Todos vinham em minha direção, me davam os parabéns e se sentavam nos tapetes que estavam na areia da praia. A decoração era simples, mas muito bonita e bem pensada. Velas no chão, algumas lâmpadas redondas postas no meio dos tapetes e música.
- Você tem mesmo muita sorte de ter um amigo desses, sabia Ian? - disse minha mãe ao se aproximar de mim e do Nícolas.
- Ah mãe, nem fala nada não! O Nícolas vai começar a ficar se achando e a senhora sabe como são leoninos! - falei é logo recebi um beliscão dele.
Começamos a rir e fomos encontrar com o resto do pessoal. Era um total de 8 pessoas sendo: minha mãe Margarida, meu pai Lúcio, minha amiga Samanta, o namorado dela, Pedro, a irmã do Nícolas, Kelly, o namorado da Kelly, o Joseph e nós dois. Resumindo: minha família.

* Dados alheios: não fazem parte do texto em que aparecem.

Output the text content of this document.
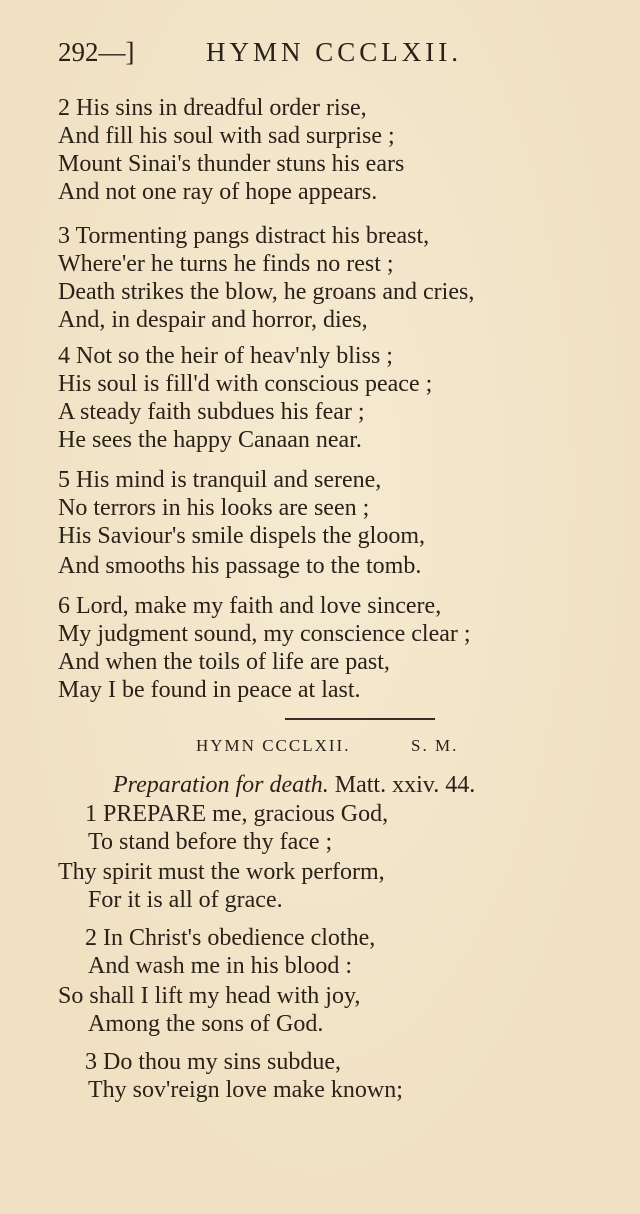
292—]	HYMN CCCLXII.
2 His sins in dreadful order rise,
And fill his soul with sad surprise ;
Mount Sinai's thunder stuns his ears
And not one ray of hope appears.
3 Tormenting pangs distract his breast,
Where'er he turns he finds no rest ;
Death strikes the blow, he groans and cries,
And, in despair and horror, dies,
4 Not so the heir of heav'nly bliss ;
His soul is fill'd with conscious peace ;
A steady faith subdues his fear ;
He sees the happy Canaan near.
5 His mind is tranquil and serene,
No terrors in his looks are seen ;
His Saviour's smile dispels the gloom,
And smooths his passage to the tomb.
6 Lord, make my faith and love sincere,
My judgment sound, my conscience clear ;
And when the toils of life are past,
May I be found in peace at last.
HYMN CCCLXII.	S. M.
Preparation for death. Matt. xxiv. 44.
1 PREPARE me, gracious God,
To stand before thy face ;
Thy spirit must the work perform,
For it is all of grace.
2 In Christ's obedience clothe,
And wash me in his blood :
So shall I lift my head with joy,
Among the sons of God.
3 Do thou my sins subdue,
Thy sov'reign love make known;
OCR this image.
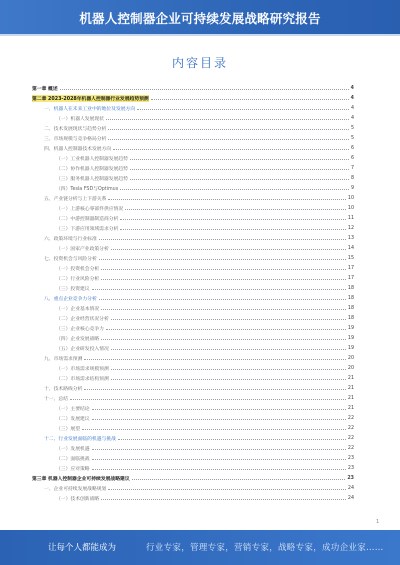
机器人控制器企业可持续发展战略研究报告
内容目录
第一章 概述	4
第二章 2023-2028年机器人控制器行业发展趋势预测	4
一、机器人在未来工业中的地位及发展方向	4
（一）机器人发展现状	4
二、技术发展现状与趋势分析	5
三、市场规模与竞争格局分析	5
四、机器人控制器技术发展方向	6
（一）工业机器人控制器发展趋势	6
（二）协作机器人控制器发展趋势	7
（三）服务机器人控制器发展趋势	8
（四）Tesla FSD与Optimus	9
五、产业链分析与上下游关系	10
（一）上游核心零部件供应情况	10
（二）中游控制器制造商分析	11
（三）下游应用领域需求分析	12
六、政策环境与行业标准	13
（一）国家产业政策分析	14
七、投资机会与风险分析	15
（一）投资机会分析	17
（二）行业风险分析	17
（三）投资建议	18
八、重点企业竞争力分析	18
（一）企业基本情况	18
（二）企业经营状况分析	18
（三）企业核心竞争力	19
（四）企业发展战略	19
（五）企业研发投入情况	19
九、市场需求预测	20
（一）市场需求规模预测	20
（二）市场需求结构预测	21
十、技术路线分析	21
十一、总结	21
（一）主要结论	21
（二）发展建议	22
（三）展望	22
十二、行业发展面临的机遇与挑战	22
（一）发展机遇	22
（二）面临挑战	23
（三）应对策略	23
第三章 机器人控制器企业可持续发展战略建议	23
一、企业可持续发展战略规划	24
（一）技术创新战略	24
1
让每个人都能成为	行业专家，管理专家，营销专家，战略专家，成功企业家……
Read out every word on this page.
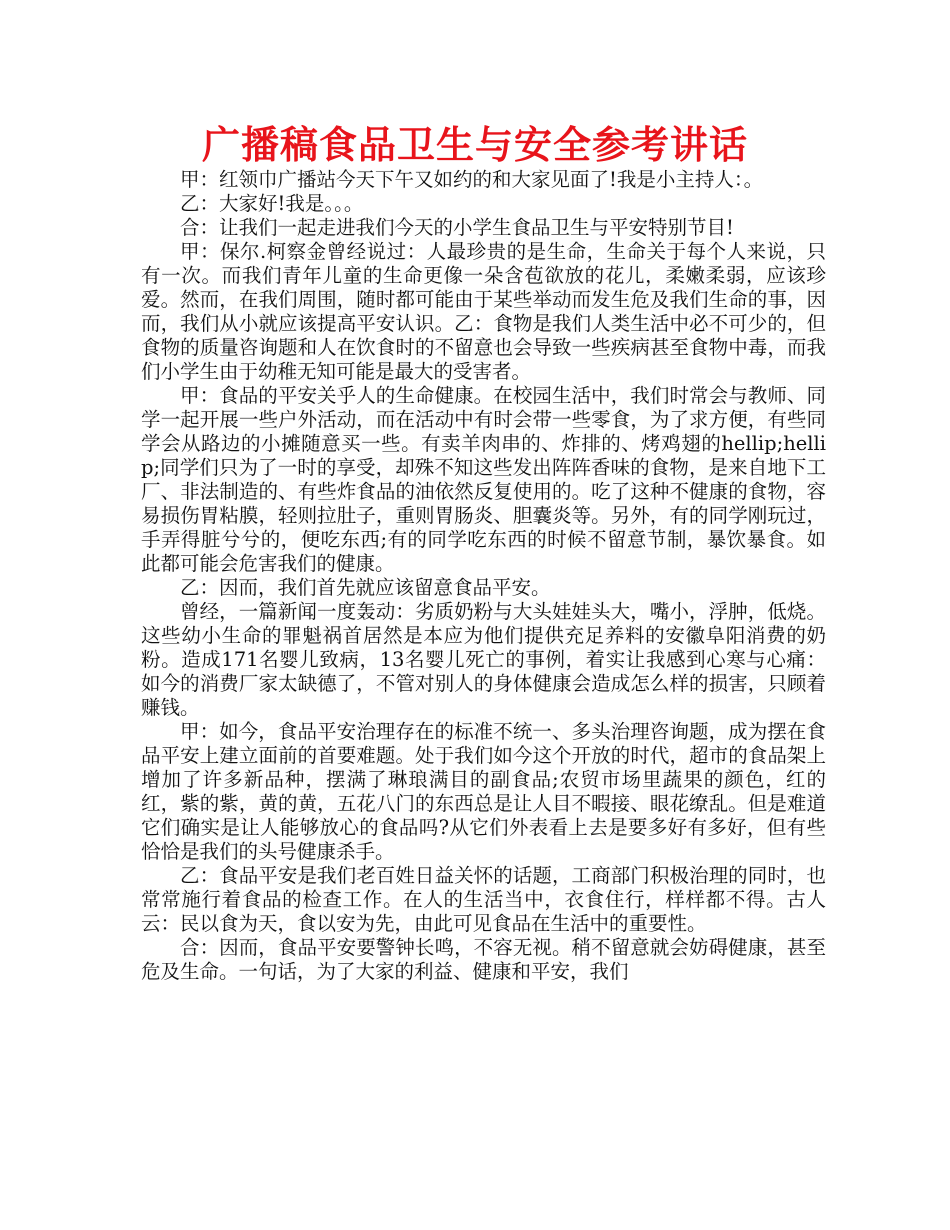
广播稿食品卫生与安全参考讲话

甲：红领巾广播站今天下午又如约的和大家见面了!我是小主持人：。

乙：大家好!我是。。。

合：让我们一起走进我们今天的小学生食品卫生与平安特别节目!

甲：保尔.柯察金曾经说过：人最珍贵的是生命，生命关于每个人来说，只有一次。而我们青年儿童的生命更像一朵含苞欲放的花儿，柔嫩柔弱，应该珍爱。然而，在我们周围，随时都可能由于某些举动而发生危及我们生命的事，因而，我们从小就应该提高平安认识。乙：食物是我们人类生活中必不可少的，但食物的质量咨询题和人在饮食时的不留意也会导致一些疾病甚至食物中毒，而我们小学生由于幼稚无知可能是最大的受害者。

甲：食品的平安关乎人的生命健康。在校园生活中，我们时常会与教师、同学一起开展一些户外活动，而在活动中有时会带一些零食，为了求方便，有些同学会从路边的小摊随意买一些。有卖羊肉串的、炸排的、烤鸡翅的hellip;hellip;同学们只为了一时的享受，却殊不知这些发出阵阵香味的食物，是来自地下工厂、非法制造的、有些炸食品的油依然反复使用的。吃了这种不健康的食物，容易损伤胃粘膜，轻则拉肚子，重则胃肠炎、胆囊炎等。另外，有的同学刚玩过，手弄得脏兮兮的，便吃东西;有的同学吃东西的时候不留意节制，暴饮暴食。如此都可能会危害我们的健康。

乙：因而，我们首先就应该留意食品平安。

曾经，一篇新闻一度轰动：劣质奶粉与大头娃娃头大，嘴小，浮肿，低烧。这些幼小生命的罪魁祸首居然是本应为他们提供充足养料的安徽阜阳消费的奶粉。造成171名婴儿致病，13名婴儿死亡的事例，着实让我感到心寒与心痛：如今的消费厂家太缺德了，不管对别人的身体健康会造成怎么样的损害，只顾着赚钱。

甲：如今，食品平安治理存在的标准不统一、多头治理咨询题，成为摆在食品平安上建立面前的首要难题。处于我们如今这个开放的时代，超市的食品架上增加了许多新品种，摆满了琳琅满目的副食品;农贸市场里蔬果的颜色，红的红，紫的紫，黄的黄，五花八门的东西总是让人目不暇接、眼花缭乱。但是难道它们确实是让人能够放心的食品吗?从它们外表看上去是要多好有多好，但有些恰恰是我们的头号健康杀手。

乙：食品平安是我们老百姓日益关怀的话题，工商部门积极治理的同时，也常常施行着食品的检查工作。在人的生活当中，衣食住行，样样都不得。古人云：民以食为天，食以安为先，由此可见食品在生活中的重要性。

合：因而，食品平安要警钟长鸣，不容无视。稍不留意就会妨碍健康，甚至危及生命。一句话，为了大家的利益、健康和平安，我们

As horas foram passando e meus pais foram embora.
- Não demorem a voltar, crianças - disse minha mãe.
- Pode deixar, tia Margarida - dissemos todos juntos.
Ficamos lá no aterro da praia por umas duas horas. Estávamos curtindo muito aquele momento pois era raro ter todos ali juntos já que, com as férias, muitos tinham viajado e só estavam voltando pra cidade agora no final do mês pois as aulas iniciariam na semana seguinte a que se começaria no dia após a festa.
- Fiquei sabendo que você aplicou para a ALVORADA, Ian. - disse Samanta quando, de alguma forma, começamos a falar do tempo de colégio.
- Ah, sim, eu apliquei- respondi meio tímido.
- Nossa, parabéns! - falou Kelly - Todos falam que é difícil de entrar, mas se deu certo pra gente, vai dar pré você também!
Sem palavras e com muita vergonha eu só sorri para Kelly, no intuito de fazê-la entender que eu estava meio assustado/ansioso com a divulgação dos resultados, que por coincidência, sairiam dia 29, amanhã.
- Pois eu sei que o Ian vai entrar na escola e o nosso ensino médio lá será ótimo! - disse Nícolas ao perceber minha reação aos comentários de sua irmã.
- Sim, Sim. Pode crer que ele vai sim! - acrescentou Joseph.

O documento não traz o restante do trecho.